The stars were bright and showed like warm little eyes in the heavens. Her mother was up there, she figured, watching down over her. Letting her know that it was now safe to remember.

But she could not remember. She stood outside on the porch until the cold drove into her bones that coming fall and winter. She stood out there every night for months, trying to unmake this puzzle in her mind. Who was she? Where had she been?

 

 

5

 


It took a very long time—she figured she had been snow girl for almost a year—but one day, with her hand on his chest, she showed Mr. B that she could be trusted.

It was a heavy wintry day and the snow moved like it was alive, forming and re-forming drifts as if at play. Mr. B pulled out a smaller pair of the funny shoes he had, like baskets for their feet. He wrapped her busted tennis shoes in warm furs and laced the rawhide straps tight around her ankles, his hand pausing as if in memory. And then he opened the door and let her out.

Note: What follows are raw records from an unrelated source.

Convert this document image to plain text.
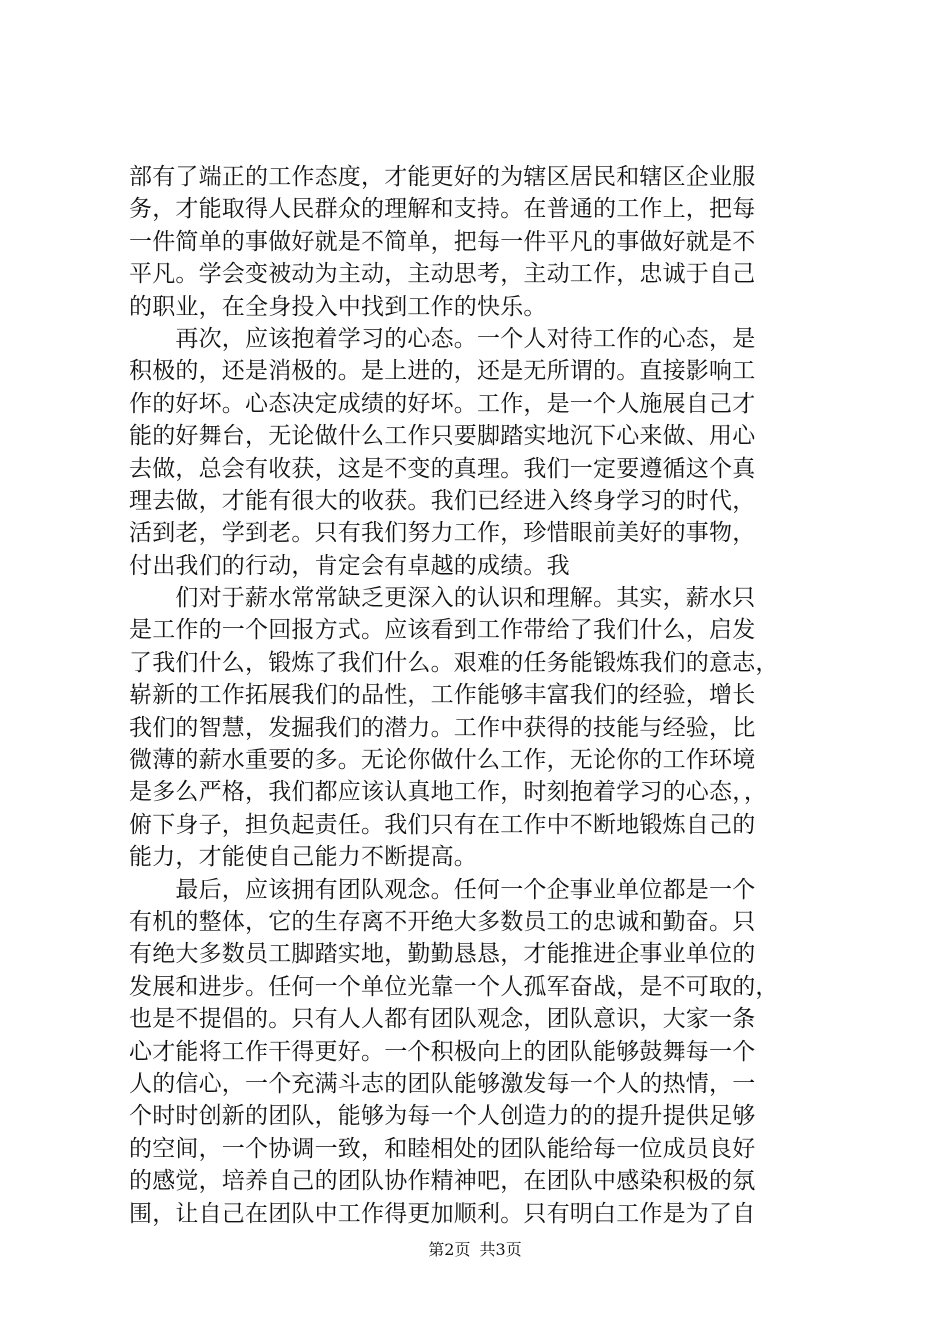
部有了端正的工作态度，才能更好的为辖区居民和辖区企业服
务，才能取得人民群众的理解和支持。在普通的工作上，把每
一件简单的事做好就是不简单，把每一件平凡的事做好就是不
平凡。学会变被动为主动，主动思考，主动工作，忠诚于自己
的职业，在全身投入中找到工作的快乐。
　　再次，应该抱着学习的心态。一个人对待工作的心态，是
积极的，还是消极的。是上进的，还是无所谓的。直接影响工
作的好坏。心态决定成绩的好坏。工作，是一个人施展自己才
能的好舞台，无论做什么工作只要脚踏实地沉下心来做、用心
去做，总会有收获，这是不变的真理。我们一定要遵循这个真
理去做，才能有很大的收获。我们已经进入终身学习的时代，
活到老，学到老。只有我们努力工作，珍惜眼前美好的事物，
付出我们的行动，肯定会有卓越的成绩。我
　　们对于薪水常常缺乏更深入的认识和理解。其实，薪水只
是工作的一个回报方式。应该看到工作带给了我们什么，启发
了我们什么，锻炼了我们什么。艰难的任务能锻炼我们的意志，
崭新的工作拓展我们的品性，工作能够丰富我们的经验，增长
我们的智慧，发掘我们的潜力。工作中获得的技能与经验，比
微薄的薪水重要的多。无论你做什么工作，无论你的工作环境
是多么严格，我们都应该认真地工作，时刻抱着学习的心态，，
俯下身子，担负起责任。我们只有在工作中不断地锻炼自己的
能力，才能使自己能力不断提高。
　　最后，应该拥有团队观念。任何一个企事业单位都是一个
有机的整体，它的生存离不开绝大多数员工的忠诚和勤奋。只
有绝大多数员工脚踏实地，勤勤恳恳，才能推进企事业单位的
发展和进步。任何一个单位光靠一个人孤军奋战，是不可取的，
也是不提倡的。只有人人都有团队观念，团队意识，大家一条
心才能将工作干得更好。一个积极向上的团队能够鼓舞每一个
人的信心，一个充满斗志的团队能够激发每一个人的热情，一
个时时创新的团队，能够为每一个人创造力的的提升提供足够
的空间，一个协调一致，和睦相处的团队能给每一位成员良好
的感觉，培养自己的团队协作精神吧，在团队中感染积极的氛
围，让自己在团队中工作得更加顺利。只有明白工作是为了自
第2页 共3页
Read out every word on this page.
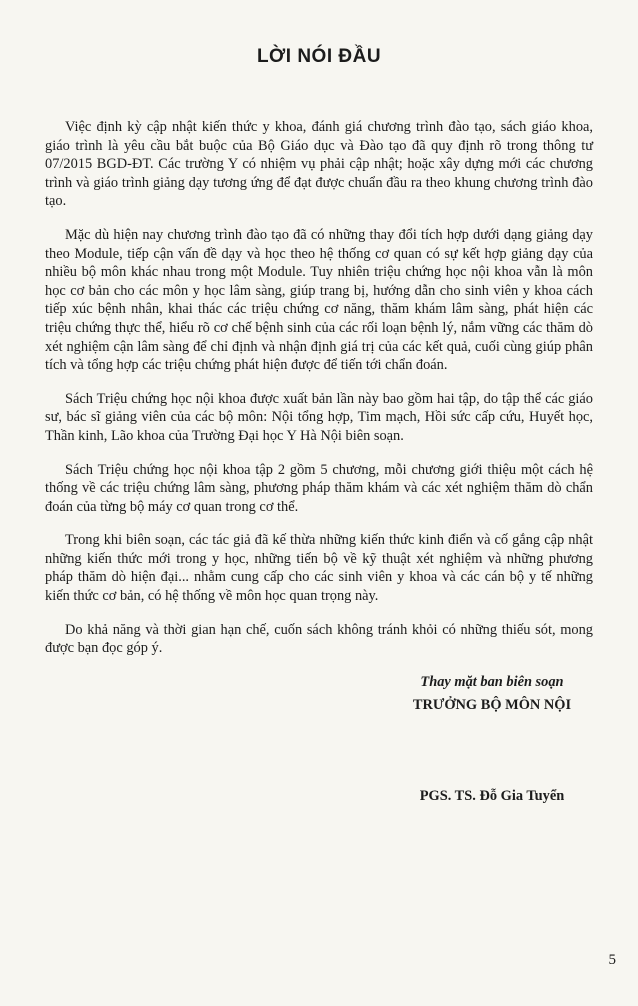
LỜI NÓI ĐẦU

Việc định kỳ cập nhật kiến thức y khoa, đánh giá chương trình đào tạo, sách giáo khoa, giáo trình là yêu cầu bắt buộc của Bộ Giáo dục và Đào tạo đã quy định rõ trong thông tư 07/2015 BGD-ĐT. Các trường Y có nhiệm vụ phải cập nhật; hoặc xây dựng mới các chương trình và giáo trình giảng dạy tương ứng để đạt được chuẩn đầu ra theo khung chương trình đào tạo.

Mặc dù hiện nay chương trình đào tạo đã có những thay đổi tích hợp dưới dạng giảng dạy theo Module, tiếp cận vấn đề dạy và học theo hệ thống cơ quan có sự kết hợp giảng dạy của nhiều bộ môn khác nhau trong một Module. Tuy nhiên triệu chứng học nội khoa vẫn là môn học cơ bản cho các môn y học lâm sàng, giúp trang bị, hướng dẫn cho sinh viên y khoa cách tiếp xúc bệnh nhân, khai thác các triệu chứng cơ năng, thăm khám lâm sàng, phát hiện các triệu chứng thực thể, hiểu rõ cơ chế bệnh sinh của các rối loạn bệnh lý, nắm vững các thăm dò xét nghiệm cận lâm sàng để chỉ định và nhận định giá trị của các kết quả, cuối cùng giúp phân tích và tổng hợp các triệu chứng phát hiện được để tiến tới chẩn đoán.

Sách Triệu chứng học nội khoa được xuất bản lần này bao gồm hai tập, do tập thể các giáo sư, bác sĩ giảng viên của các bộ môn: Nội tổng hợp, Tim mạch, Hồi sức cấp cứu, Huyết học, Thần kinh, Lão khoa của Trường Đại học Y Hà Nội biên soạn.

Sách Triệu chứng học nội khoa tập 2 gồm 5 chương, mỗi chương giới thiệu một cách hệ thống về các triệu chứng lâm sàng, phương pháp thăm khám và các xét nghiệm thăm dò chẩn đoán của từng bộ máy cơ quan trong cơ thể.

Trong khi biên soạn, các tác giả đã kế thừa những kiến thức kinh điển và cố gắng cập nhật những kiến thức mới trong y học, những tiến bộ về kỹ thuật xét nghiệm và những phương pháp thăm dò hiện đại... nhằm cung cấp cho các sinh viên y khoa và các cán bộ y tế những kiến thức cơ bản, có hệ thống về môn học quan trọng này.

Do khả năng và thời gian hạn chế, cuốn sách không tránh khỏi có những thiếu sót, mong được bạn đọc góp ý.

Thay mặt ban biên soạn

TRƯỞNG BỘ MÔN NỘI

PGS. TS. Đỗ Gia Tuyển

5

She had stood there, eyes wide, breathing in the essence of herself. Mr. B smiled. She ran and played in the snow, arms out, while Mr. B watched, his eyes carefully checking the forest, noticing how the snow filled in the drifts of her marks even as they were created. Finally he took her inside. She sat at the table, satiated.

But for some reason Mr. B got mad. He started to drag her to the cellar. She didn’t try to resist. It was as though she wasn’t even in the cellar anymore but outside in the wild, beautiful wonder of the snow.

After another long time he took her outside again. The waits became shorter, the times outside longer, and slowly, Mr. B stopped worrying so much. She learned to be patient, like a good snow girl.

She delighted in everything outside, especially learning to walk in the magic yellow baskets that keep you afloat over the snow. Mr. B demonstrated with his own strong legs: Don’t let your legs bow out. Roll your ankles in a little instead.

Soon her legs were strong, too. Like the pillars of ice on the mountain bathed by the yellow sun, the one she named the gold church.

 

Mr. B knew everything there was to know about animals. He knew how to find tiny tracks under the brush. He could read the flight of the hawks over the places where the animals hid. He knew where the snow was pockmarked with delightful holes under which he would find warm carcasses of meat and blood.